The Academy of Motion Picture Arts & Sciences is expected to announce as early as Thursday its plans for a new permanent site for the Oscar show, according to sources.
Beginning in 2001, the Academy reportedly hopes to hold the Oscarcast at a proposed 3,300-seat theater at the intersection of Hollywood Boulevard and Highland Avenue (Daily Variety, Aug. 28, 1997).
The custom-designed theater is part of developer TrizecHahn Centers’ planned $145 million, 1.2 million-square-foot entertainment and retail complex adjacent to Mann’s Chinese Theater.
Neither the Academy nor a TrizecHahn spokeswoman would comment on the matter.
The site is kitty-corner to the Hollywood Roosevelt Hotel, where the Academy Awards were first held in 1929. For the last three decades, the Oscarcast has alternated between the 3,200-seat Dorothy Chandler Pavilion and the 6,300-seat Shrine Auditorium. The 1999 event is scheduled to take place at the Chandler; the 2000 Oscarcast is set for the Shrine.
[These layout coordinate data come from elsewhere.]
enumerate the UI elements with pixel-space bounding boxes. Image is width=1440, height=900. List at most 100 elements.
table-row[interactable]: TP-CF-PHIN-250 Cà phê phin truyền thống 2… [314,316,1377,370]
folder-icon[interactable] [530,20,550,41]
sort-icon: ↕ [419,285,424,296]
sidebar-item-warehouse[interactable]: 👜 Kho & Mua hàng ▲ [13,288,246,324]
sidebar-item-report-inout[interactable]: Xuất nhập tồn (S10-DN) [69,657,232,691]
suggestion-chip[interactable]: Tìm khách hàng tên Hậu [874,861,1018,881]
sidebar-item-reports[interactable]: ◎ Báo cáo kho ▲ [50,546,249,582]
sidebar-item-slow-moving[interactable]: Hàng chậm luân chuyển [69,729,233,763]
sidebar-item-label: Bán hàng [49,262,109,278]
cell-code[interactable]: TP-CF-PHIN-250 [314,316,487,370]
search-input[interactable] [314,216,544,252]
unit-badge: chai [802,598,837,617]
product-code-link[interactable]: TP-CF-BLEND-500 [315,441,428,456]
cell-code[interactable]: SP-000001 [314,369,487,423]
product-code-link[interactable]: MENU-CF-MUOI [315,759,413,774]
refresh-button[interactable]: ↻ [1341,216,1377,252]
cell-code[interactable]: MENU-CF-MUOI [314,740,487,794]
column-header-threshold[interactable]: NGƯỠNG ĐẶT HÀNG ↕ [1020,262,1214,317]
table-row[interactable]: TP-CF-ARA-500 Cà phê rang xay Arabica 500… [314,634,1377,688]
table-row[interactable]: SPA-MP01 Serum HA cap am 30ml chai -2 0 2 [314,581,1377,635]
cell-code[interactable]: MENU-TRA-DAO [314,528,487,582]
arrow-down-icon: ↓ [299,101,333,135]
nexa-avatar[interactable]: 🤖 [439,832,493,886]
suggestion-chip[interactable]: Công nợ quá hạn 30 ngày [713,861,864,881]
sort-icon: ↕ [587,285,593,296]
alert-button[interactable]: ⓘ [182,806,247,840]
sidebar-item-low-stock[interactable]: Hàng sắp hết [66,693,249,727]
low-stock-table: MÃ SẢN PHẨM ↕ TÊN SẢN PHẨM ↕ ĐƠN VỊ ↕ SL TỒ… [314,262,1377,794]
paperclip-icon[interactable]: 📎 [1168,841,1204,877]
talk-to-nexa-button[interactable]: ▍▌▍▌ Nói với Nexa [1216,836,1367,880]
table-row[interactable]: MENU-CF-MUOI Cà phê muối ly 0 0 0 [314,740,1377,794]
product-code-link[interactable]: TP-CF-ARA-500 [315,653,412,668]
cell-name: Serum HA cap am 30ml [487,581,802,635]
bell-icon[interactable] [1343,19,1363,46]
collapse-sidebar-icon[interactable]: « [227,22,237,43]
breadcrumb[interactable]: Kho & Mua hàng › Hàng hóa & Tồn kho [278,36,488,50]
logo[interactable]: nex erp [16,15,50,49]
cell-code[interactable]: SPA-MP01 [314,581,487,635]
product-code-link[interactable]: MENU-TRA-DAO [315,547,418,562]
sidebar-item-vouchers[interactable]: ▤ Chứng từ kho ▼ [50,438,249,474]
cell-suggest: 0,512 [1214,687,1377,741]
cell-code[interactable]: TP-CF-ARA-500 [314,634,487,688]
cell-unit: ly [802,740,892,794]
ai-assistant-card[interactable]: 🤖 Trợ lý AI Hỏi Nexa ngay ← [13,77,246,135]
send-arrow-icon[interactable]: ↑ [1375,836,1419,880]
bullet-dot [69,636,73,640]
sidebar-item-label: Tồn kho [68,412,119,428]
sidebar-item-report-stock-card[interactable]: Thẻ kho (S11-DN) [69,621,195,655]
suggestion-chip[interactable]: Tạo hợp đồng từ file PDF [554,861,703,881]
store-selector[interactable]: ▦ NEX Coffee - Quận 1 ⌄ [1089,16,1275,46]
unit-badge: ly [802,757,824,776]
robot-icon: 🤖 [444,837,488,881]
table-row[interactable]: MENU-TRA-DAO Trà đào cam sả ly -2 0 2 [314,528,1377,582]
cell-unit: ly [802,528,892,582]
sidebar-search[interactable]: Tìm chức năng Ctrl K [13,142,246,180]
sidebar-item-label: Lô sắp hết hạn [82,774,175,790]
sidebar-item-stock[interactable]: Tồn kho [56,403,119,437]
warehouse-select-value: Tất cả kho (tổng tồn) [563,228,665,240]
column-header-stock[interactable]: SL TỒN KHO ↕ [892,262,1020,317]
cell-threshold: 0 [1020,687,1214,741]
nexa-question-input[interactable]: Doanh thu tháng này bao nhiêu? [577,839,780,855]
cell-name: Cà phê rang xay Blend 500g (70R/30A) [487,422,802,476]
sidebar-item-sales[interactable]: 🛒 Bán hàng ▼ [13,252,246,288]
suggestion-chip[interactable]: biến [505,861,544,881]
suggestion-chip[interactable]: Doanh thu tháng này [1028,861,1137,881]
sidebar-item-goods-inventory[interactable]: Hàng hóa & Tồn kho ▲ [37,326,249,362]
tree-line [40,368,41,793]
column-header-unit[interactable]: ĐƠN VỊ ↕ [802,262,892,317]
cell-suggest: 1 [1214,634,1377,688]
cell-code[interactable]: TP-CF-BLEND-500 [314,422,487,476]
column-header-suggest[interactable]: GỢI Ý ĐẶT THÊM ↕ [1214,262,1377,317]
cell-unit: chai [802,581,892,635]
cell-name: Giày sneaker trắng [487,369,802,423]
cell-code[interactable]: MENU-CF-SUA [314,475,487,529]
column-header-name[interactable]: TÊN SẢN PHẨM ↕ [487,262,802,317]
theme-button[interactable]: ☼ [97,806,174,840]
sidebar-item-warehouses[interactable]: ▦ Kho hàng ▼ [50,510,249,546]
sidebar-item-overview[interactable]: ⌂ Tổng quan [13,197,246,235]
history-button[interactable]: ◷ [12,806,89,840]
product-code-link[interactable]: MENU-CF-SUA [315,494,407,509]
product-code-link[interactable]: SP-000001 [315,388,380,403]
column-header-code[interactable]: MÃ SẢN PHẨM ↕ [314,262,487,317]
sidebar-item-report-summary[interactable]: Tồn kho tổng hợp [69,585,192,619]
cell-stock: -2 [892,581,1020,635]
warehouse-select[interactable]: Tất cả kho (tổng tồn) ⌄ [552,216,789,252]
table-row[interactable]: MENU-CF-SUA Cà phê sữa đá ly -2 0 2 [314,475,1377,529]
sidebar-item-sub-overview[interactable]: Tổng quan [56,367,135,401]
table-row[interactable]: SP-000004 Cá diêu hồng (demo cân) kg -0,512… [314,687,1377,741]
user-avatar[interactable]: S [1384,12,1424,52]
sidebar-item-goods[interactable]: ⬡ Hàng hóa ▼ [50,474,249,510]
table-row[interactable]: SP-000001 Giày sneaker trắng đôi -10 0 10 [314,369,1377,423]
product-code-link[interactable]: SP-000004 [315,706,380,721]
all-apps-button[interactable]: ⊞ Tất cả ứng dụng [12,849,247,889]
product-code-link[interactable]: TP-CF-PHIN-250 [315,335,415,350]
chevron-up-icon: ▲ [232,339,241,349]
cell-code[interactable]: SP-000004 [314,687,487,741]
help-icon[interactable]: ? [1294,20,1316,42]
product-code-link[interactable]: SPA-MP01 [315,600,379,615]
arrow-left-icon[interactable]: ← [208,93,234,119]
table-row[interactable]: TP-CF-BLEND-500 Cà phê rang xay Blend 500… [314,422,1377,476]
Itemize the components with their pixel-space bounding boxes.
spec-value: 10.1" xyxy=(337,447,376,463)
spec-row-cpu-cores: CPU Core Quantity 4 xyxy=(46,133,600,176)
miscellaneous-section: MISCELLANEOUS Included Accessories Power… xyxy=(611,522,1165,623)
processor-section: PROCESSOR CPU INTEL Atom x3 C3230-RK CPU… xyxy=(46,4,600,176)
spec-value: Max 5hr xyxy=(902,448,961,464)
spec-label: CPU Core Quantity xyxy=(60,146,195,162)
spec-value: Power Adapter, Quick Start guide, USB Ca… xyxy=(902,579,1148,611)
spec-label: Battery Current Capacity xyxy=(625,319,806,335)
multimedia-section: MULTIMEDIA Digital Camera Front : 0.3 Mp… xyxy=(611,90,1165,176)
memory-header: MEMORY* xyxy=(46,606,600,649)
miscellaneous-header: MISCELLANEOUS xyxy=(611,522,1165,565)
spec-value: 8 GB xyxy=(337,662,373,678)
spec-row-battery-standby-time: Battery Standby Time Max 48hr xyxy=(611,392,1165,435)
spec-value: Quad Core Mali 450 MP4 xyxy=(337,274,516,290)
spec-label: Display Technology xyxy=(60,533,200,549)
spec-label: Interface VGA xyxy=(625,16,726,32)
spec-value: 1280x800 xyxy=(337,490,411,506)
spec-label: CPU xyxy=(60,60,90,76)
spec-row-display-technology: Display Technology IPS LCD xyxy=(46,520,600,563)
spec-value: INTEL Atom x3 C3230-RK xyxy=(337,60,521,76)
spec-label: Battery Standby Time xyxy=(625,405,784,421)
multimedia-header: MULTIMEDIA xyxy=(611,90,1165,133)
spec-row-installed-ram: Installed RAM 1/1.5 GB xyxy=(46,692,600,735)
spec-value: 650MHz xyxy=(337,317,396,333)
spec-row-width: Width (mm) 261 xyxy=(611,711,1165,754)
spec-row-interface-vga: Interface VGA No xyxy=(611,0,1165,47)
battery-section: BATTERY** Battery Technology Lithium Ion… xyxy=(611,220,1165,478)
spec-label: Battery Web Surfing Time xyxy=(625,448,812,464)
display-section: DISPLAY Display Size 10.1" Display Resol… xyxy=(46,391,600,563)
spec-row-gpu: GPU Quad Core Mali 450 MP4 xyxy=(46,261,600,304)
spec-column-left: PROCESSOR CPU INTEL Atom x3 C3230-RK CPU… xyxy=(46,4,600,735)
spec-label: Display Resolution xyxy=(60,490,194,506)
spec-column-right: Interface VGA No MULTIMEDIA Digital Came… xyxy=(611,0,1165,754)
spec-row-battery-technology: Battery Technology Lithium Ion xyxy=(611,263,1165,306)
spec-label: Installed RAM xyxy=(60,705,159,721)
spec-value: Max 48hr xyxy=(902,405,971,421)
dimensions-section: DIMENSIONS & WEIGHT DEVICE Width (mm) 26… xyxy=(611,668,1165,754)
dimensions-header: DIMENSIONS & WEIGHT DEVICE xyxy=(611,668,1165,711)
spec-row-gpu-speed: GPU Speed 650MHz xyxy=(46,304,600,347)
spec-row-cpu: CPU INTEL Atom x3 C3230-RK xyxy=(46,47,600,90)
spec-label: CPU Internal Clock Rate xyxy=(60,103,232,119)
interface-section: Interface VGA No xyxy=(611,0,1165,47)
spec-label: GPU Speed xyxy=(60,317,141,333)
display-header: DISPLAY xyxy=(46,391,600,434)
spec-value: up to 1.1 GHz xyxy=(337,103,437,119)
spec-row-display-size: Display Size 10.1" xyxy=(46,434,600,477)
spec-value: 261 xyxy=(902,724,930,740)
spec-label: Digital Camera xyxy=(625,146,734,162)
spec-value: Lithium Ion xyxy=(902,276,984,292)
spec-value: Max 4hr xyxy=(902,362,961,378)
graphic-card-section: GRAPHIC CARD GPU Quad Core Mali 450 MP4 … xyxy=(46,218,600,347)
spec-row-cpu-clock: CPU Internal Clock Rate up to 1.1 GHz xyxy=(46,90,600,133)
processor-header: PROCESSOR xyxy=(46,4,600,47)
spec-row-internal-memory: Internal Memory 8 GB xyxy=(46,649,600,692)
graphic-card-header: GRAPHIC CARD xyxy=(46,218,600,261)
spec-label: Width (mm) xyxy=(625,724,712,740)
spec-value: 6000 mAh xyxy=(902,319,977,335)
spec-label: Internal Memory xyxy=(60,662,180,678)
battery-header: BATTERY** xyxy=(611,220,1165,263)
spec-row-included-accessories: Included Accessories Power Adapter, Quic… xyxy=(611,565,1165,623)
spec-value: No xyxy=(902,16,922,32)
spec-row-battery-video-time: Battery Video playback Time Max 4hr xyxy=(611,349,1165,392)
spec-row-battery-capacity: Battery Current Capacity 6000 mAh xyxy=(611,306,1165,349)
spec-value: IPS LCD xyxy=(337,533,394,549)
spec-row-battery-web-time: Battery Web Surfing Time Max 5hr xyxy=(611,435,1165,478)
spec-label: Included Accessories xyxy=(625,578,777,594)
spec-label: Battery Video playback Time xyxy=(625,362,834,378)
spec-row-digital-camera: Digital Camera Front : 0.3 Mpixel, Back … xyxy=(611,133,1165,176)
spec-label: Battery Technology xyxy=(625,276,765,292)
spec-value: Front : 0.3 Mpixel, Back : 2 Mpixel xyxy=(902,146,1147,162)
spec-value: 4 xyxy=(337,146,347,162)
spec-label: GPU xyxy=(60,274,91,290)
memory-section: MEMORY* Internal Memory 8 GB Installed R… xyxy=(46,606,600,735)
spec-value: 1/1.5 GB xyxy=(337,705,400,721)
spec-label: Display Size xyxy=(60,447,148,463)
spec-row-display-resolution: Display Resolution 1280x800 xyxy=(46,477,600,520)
Academy execs have met extensively with the developer over the last year to discuss the technical and logistical requirements of the Oscarcast as well as to iron out financial issues.
The project cleared a hurdle on March 26 when the MTA approved the developer’s proposal to lease the land above and adjacent to the Hollywood Boulevard Metrorail station.
While the project still has to be approved by the Community Redevelopment Agency and the City Council, it already has the support of Mayor Richard Riordan as well as Councilwoman Jackie Goldberg, whose district encompasses Hollywood.